Andare alla fonte

Ogni singola volta che vado al nostro ufficio in EY a Roma, zona Via Veneto, mi scatta in automatico un ricordo.

Quello di quando, erano i primi mesi del 2001, mi trovavo in stage alla neonata RaiNews24 e mi occupavo di selezionare i lanci di agenzia da rimandare al TG di canale e al sito.

Non c’era ancora stato l’11 settembre ma gli Stati Uniti erano già, periodicamente, sotto attacco. In particolare in quei giorni l’Ambasciata romana, all’angolo di Via Veneto appunto, era chiusa per motivi di sicurezza che non lasciavano presagire nulla di buono.

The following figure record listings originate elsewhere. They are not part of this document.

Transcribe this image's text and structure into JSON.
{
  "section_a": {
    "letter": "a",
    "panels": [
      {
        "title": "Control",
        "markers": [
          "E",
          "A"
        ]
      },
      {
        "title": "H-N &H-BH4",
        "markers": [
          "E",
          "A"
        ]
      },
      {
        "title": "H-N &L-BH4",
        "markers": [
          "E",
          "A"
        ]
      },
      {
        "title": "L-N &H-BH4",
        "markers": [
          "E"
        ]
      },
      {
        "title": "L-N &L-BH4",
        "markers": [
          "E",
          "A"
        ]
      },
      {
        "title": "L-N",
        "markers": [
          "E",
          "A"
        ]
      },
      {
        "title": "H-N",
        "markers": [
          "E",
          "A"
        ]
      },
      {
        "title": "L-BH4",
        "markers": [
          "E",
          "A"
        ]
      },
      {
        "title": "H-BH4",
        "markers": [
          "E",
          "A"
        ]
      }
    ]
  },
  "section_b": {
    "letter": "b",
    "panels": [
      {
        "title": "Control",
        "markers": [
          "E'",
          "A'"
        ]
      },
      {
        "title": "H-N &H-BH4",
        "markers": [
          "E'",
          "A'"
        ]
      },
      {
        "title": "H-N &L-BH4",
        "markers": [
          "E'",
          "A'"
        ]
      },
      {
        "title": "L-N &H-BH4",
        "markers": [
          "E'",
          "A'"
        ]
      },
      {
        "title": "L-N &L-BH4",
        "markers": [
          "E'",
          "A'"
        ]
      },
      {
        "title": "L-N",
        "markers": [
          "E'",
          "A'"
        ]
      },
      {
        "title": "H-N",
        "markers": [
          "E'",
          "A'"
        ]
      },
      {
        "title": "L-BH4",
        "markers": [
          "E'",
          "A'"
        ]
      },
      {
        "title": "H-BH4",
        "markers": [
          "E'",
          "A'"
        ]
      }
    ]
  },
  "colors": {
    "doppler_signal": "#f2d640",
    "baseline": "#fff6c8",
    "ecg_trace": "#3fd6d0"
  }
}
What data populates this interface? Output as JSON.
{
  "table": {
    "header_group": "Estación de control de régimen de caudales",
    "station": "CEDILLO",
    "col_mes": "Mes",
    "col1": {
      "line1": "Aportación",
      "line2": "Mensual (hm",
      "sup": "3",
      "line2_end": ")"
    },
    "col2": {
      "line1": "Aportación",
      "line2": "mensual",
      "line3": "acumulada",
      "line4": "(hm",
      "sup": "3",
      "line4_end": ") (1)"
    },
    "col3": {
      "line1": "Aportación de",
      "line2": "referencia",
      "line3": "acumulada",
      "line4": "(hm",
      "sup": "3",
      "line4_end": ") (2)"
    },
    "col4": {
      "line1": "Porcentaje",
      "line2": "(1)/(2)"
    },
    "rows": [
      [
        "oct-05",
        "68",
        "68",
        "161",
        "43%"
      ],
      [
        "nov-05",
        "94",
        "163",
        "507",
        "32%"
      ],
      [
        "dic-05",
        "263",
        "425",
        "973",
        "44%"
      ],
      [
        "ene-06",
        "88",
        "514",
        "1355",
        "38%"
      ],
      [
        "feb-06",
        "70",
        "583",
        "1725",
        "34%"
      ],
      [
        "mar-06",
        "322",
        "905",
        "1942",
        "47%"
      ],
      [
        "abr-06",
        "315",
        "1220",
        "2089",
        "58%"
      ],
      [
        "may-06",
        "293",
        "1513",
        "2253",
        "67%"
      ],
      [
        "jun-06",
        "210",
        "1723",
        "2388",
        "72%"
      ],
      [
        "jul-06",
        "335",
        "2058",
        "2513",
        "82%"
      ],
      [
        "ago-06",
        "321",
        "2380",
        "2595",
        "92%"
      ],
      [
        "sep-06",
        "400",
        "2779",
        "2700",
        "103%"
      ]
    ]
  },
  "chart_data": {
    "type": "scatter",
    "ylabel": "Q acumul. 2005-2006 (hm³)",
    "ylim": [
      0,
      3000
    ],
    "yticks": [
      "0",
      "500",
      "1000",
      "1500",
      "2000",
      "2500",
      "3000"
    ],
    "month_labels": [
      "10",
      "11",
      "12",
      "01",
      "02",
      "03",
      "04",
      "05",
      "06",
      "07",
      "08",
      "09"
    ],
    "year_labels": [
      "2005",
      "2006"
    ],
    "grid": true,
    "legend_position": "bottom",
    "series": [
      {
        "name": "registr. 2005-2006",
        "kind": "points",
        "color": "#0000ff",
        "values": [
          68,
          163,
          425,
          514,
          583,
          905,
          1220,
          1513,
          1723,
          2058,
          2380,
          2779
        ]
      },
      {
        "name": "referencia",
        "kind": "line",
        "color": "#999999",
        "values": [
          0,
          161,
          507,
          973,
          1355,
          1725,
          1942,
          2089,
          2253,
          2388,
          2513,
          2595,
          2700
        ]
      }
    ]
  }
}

Dalle agenzie di stampa non si capiva molto, le notizie si rincorrevano contraddittorie, online giravano versioni di ogni tipo.

Io sono in turno dalle 6 del mattino e non ne vengo a capo. Finché alle 8.30 spaccate il caporedattore mi guarda e, banalmente, mi dice: “Chiama”.

Neanche due squilli dal telefono fisso della redazione e dalla sede dell’Ambasciata mi dicono che avevano appena riaperto e che le attività sarebbero riprese regolarmente da quel momento.

Ero stata per due ore a cercare di ricostruire i fatti quando bastava andare alla fonte. La cosa era talmente ovvia che quasi mi vergognavo.

Tanto scontata però non doveva essere se Adnkronos o Ansa ancora non avevano battuto la notizia che gli uffici americani a Roma avevano riaperto.

Era la scoperta dell’acqua calda che più calda non si può. L’ovvietà assoluta. La cosa più logica da fare.

Eppure anche nella vita in azienda di quante dietrologie, paranoie, illazioni ci nutriamo tutti i giorni allambiccandoci dietro una mail o per una informazione che non abbiamo? Quando basterebbe letteralmente parlare con le persone, andare alla fonte.

Ci penso tutte le volte che ci passo di fronte, provo a pensarci tutte le volte che la pigrizia o la paura del confronto rischiano di prendere il sopravvento nelle relazioni umane o professionali. Andare alla fonte, ascoltare, sentire il punto di vista dell’altro.